Kurzarbeit: Welche Kostenersparnis für AG?

  • Liebe BR-Kolleg*innen,


    für die Verhandlung einer Aufstockung wäre es hilfreich zu wissen, wie genau sich aktuell die Ersparnis durch Kurzarbeit aus Arbeitgebersicht darlegt - inkl. vorübergehender Senkung der Remanenzkosten/Rückerstattung der Sozialversicherungsbeiträge auf den Fiktivlohn. Unsere Arbeitgeberin argumentiert nämlich, dass alles schon "einkalkuliert" ist, und jeder Euro überlebenswichtig ist, aber wir haben da so unsere Zweifel und möchten ihr darlegen, dass sie ihre Zielersparnis trotz KUG-Aufstockung von 60/67% auf 80% immer noch problemlos erreicht, wenn ein Teil der Rückerstattung an die Arbeitnehmer*innen fließt.

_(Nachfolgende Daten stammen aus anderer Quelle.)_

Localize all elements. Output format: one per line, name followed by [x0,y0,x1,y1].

    Der Einfachheit halber angenommen: 10 AN, Lohnsteuerklasse 1, keiner Kinder, Prozentsatz=50% (Kurzarbeit 50), reguläres Brutto 2000 EUR, AG will über 45% Kosten sparen.


    Ergibt anhand von z.B. dem Nettolohn.de-Rechner:

    Reguläres Monatsbrutto2.000,00 €
    Monatsbrutto Kurzarbeit1.000,00 €
    Berechnung des Kurzarbeitergeldes
    pauschalisierter Nettolohn regulär 1)1.417,49 €
    pauschalisierter Nettolohn Kurzarbeit 2)800,00 €
    Differenz617,49 €
    Leistungssatz 5)60%
    Ihr Kurzarbeitergeld370,49 €
    regulärer Nettolohn während Kurzarbeit 3)799,75 €
    Einkommen während Kurzarbeit= 1.170,24 €
    regulärer Nettolohn ohne Kurzarbeit 4)1.416,99 €
    Unterschied zum regulärem Einkommen-246,75 €

    Die Nebenrechnungen:

    FxLROG7.gif


    Ich würde davon ausgehen, pro Arbeitnehmer spart der AG klassicherweise sowie zusätzlich im Rahmen der Neuregelung bis Ende des Jahres circa:

    1. (1) an Nettolohn:
      617.24 € = 1416.99 - 799.75
      43.6% = 617.24 / 1416.99
      (oder argumentiert man bei der Ersparnis anhand der Bruttolohndifferenz? Also 50%?)
    2. (2) an rückerstatteten Sozialversicherungsbeiträgen: 160.20 € = 400.50 * (1 - 0.5) * 0.8
      (400.50 = Sozialversicherungsbeiträge für reguläres Netto ohne Kurzarbeit; 0.5 = Kurzarbeit 50; 0.8 = 80% der Entgeltdifferenz = Fiktivlohn; abstrahiert davon, dass für die SozVersich-Beiträge beim entgangenen Lohn einige Komponenten entfallen, wie z.B. ALV.)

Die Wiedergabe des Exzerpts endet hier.